Yi-Ning Wu1, Jessica Gravel2,3, Naseem Chatiwala2,3, Terrie Enis1,2,3, Caroline Stark1, Robert C. Cantu2,4*

Scientific Research, Vol.10 No.4, April 2018

Post-concussion syndrome (PCS) is a complex disorder with various symptoms. There is limited evidence to support that any intervention enhances recovery after a concussion. This pilot study aimed to examine the efficacy of neck paraspinal muscles electrical stimulation (ES) in conjunction with physical therapy (PT) on reducing the severity of post concussive symptoms. Twenty-four individuals with PCS were randomly assigned to the ES group (PT + ES) or the control group (PT only). Both groups received the intervention twice a week for eight weeks.

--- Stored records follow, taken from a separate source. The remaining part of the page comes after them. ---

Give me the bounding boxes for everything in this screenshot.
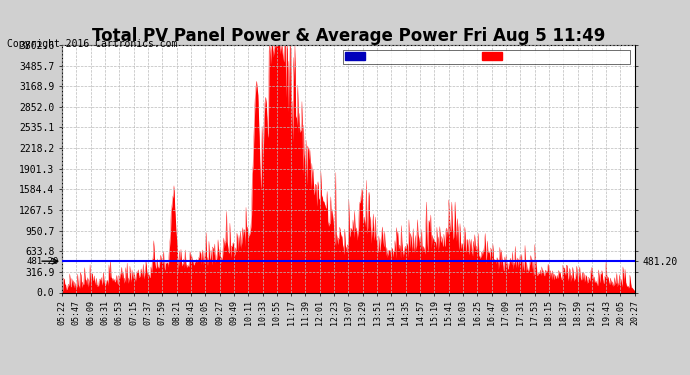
Legend: Average  (DC Watts), PV Panels  (DC Watts): Average (DC Watts), PV Panels (DC Watts) — [344, 50, 630, 64]
Text: Copyright 2016 Cartronics.com: Copyright 2016 Cartronics.com — [7, 39, 177, 50]
Text: 481.20: 481.20 — [27, 256, 59, 265]
Title: Total PV Panel Power & Average Power Fri Aug 5 11:49: Total PV Panel Power & Average Power Fri… — [92, 27, 605, 45]
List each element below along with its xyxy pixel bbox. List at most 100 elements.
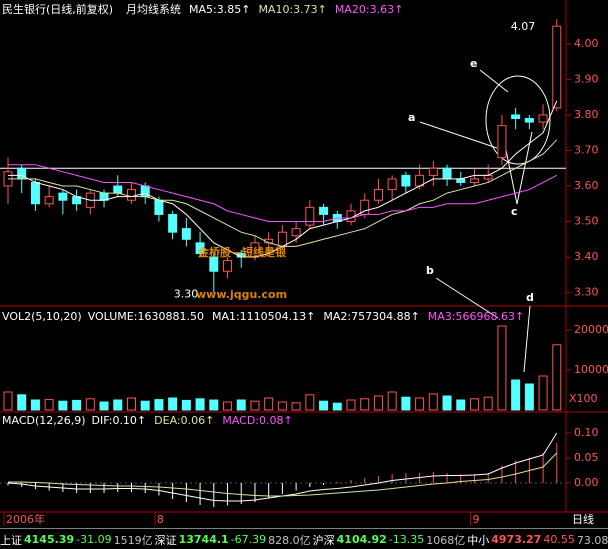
volume-bar [195,398,205,411]
y-tick-label: 3.40 [574,250,599,263]
ma-line [8,139,558,247]
volume-bar [346,399,356,411]
candle-body [223,260,233,272]
legend-entry: DIF:0.10↑ [92,414,147,427]
status-change: 40.55 [543,533,575,546]
y-tick-label: 3.80 [574,108,599,121]
y-tick-label: 10000 [574,363,608,376]
legend-entry: DEA:0.06↑ [154,414,214,427]
candle-body [209,256,219,272]
pointer-line [479,69,509,93]
volume-bar [332,402,342,411]
volume-bar [99,401,109,411]
annotation: a [408,111,415,124]
volume-bar [552,344,562,411]
candle-body [401,174,411,187]
status-value: 4104.92 [336,533,387,546]
legend-entry: MA3:566968.63↑ [428,310,524,323]
candle-body [373,189,383,201]
status-name: 中小 [467,533,490,547]
candle-body [58,192,68,201]
volume-bar [264,397,274,411]
volume-bar [17,394,27,411]
legend-entry: MA2:757304.88↑ [323,310,419,323]
volume-bar [154,399,164,411]
x-tick-label: 2006年 [6,512,45,526]
candle-body [387,178,397,191]
chart-title: VOL2(5,10,20) [2,310,82,323]
candle-body [469,178,479,183]
status-name: 上证 [0,533,22,547]
volume-bar [360,398,370,411]
ma-line [8,164,558,223]
candle-body [126,189,136,201]
volume-bar [181,399,191,411]
watermark: 金桥股—短线是银 [197,245,287,259]
status-value: 4145.39 [24,533,75,546]
status-value: 4973.27 [491,533,542,546]
annotation: c [511,205,518,218]
volume-bar [3,391,13,411]
status-amount: 1519亿 [113,533,153,547]
x-tick-label: 9 [472,513,479,526]
pointer-line [505,149,518,205]
legend-entry: MA20:3.63↑ [335,3,403,16]
candle-body [552,25,562,109]
status-amount: 1068亿 [426,533,466,547]
volume-bar [72,399,82,411]
candle-body [538,114,548,123]
candle-body [524,118,534,123]
y-tick-label: 0.10 [574,426,599,439]
volume-bar [415,397,425,411]
chart-title: MACD(12,26,9) [2,414,86,427]
x-tick-label: 8 [157,513,164,526]
annotation: e [470,57,477,70]
y-tick-label: 3.70 [574,143,599,156]
volume-bar [387,391,397,411]
status-bar: 上证 4145.39 -31.09 1519亿 深证 13744.1 -67.39 828.0… [0,528,608,549]
volume-bar [305,394,315,411]
legend-entry: VOLUME:1630881.50 [88,310,204,323]
status-change: -13.35 [388,533,425,546]
volume-bar [126,397,136,411]
volume-bar [250,400,260,411]
annotation: b [426,264,434,277]
volume-bar [113,399,123,411]
background [0,0,608,528]
volume-bar [456,399,466,411]
volume-bar [291,402,301,411]
candle-body [428,167,438,176]
candle-body [442,167,452,180]
status-amount: 828.0亿 [268,533,311,547]
pointer-line [435,277,499,319]
volume-bar [538,375,548,411]
y-tick-label: 0.00 [574,476,599,489]
y-tick-label: 3.90 [574,72,599,85]
annotation: 4.07 [511,20,536,33]
candle-body [44,196,54,205]
annotation: d [526,291,534,304]
volume-bar [373,395,383,411]
legend-entry: MA5:3.85↑ [189,3,250,16]
status-change: -67.39 [230,533,267,546]
y-tick-label: 0.05 [574,451,599,464]
volume-bar [223,401,233,411]
legend-entry: MA10:3.73↑ [258,3,326,16]
volume-bar [469,398,479,411]
candle-body [319,206,329,215]
volume-bar [209,399,219,411]
candle-body [168,213,178,233]
period-label: 日线 [572,512,594,526]
y-tick-label: 20000 [574,323,608,336]
candle-body [511,114,521,120]
volume-bar [58,400,68,411]
pointer-line [419,121,498,149]
candle-body [181,228,191,240]
y-tick-label: 3.60 [574,179,599,192]
y-tick-label: 4.00 [574,37,599,50]
volume-bar [442,395,452,411]
chart: 3.30 3.40 3.50 3.60 3.70 3.80 3.90 4.00 民生银行(日线,… [0,0,608,528]
status-amount: 73.08亿 [576,533,608,547]
candle-body [113,185,123,194]
volume-bar [236,399,246,411]
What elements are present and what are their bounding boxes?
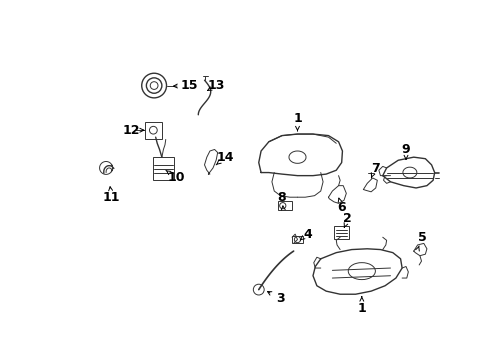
FancyBboxPatch shape xyxy=(152,157,174,180)
FancyBboxPatch shape xyxy=(291,236,302,243)
Text: 12: 12 xyxy=(122,124,140,137)
Text: 1: 1 xyxy=(292,112,301,125)
Text: 7: 7 xyxy=(370,162,379,175)
Text: 1: 1 xyxy=(357,302,366,315)
Text: 3: 3 xyxy=(276,292,284,305)
Text: 11: 11 xyxy=(102,191,120,204)
Text: 14: 14 xyxy=(216,150,234,164)
Text: 4: 4 xyxy=(303,228,311,240)
Text: 6: 6 xyxy=(337,201,346,214)
Text: 5: 5 xyxy=(417,231,426,244)
Text: 13: 13 xyxy=(207,79,224,92)
Text: 2: 2 xyxy=(343,212,351,225)
FancyBboxPatch shape xyxy=(278,201,291,210)
FancyBboxPatch shape xyxy=(333,226,349,239)
Text: 10: 10 xyxy=(167,171,184,184)
Text: 9: 9 xyxy=(401,143,409,156)
FancyBboxPatch shape xyxy=(144,122,162,139)
Text: 8: 8 xyxy=(277,191,286,204)
Text: 15: 15 xyxy=(180,79,197,92)
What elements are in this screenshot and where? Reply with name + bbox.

Clinical measures including the Concussion Signs/Symptoms Checklist, balance error scoring system, King-Devick test, ImPACT, and the Standardized Assessment of Concussion were used to evaluate the symptoms. We investigated the recovery rate by calculating slopes of changes over time for each participant. A changing slope was derived by linearly fitting the symptoms severity over time with the initial severity score as the intercept. Significant overall improvement was observed in both groups after the interventions. There was no significant difference seen in total symptom recovery rate between two groups (-1.49 ± 1.59 versus -1.2 ± 1.56, p = 0.32). The cognitive symptoms recovery rate of the ES group was faster than the control group (-0.5 ± 0.49 and -0.13 ± 0.46 respectively, p = 0.04). Physical therapy targeting the cervical region is beneficial for persons with PCS. Moreover, peripheral electrical stimulation on the paraspinal muscles surrounding the neck region could potentially advance the cognitive function recovery of persons with PCS.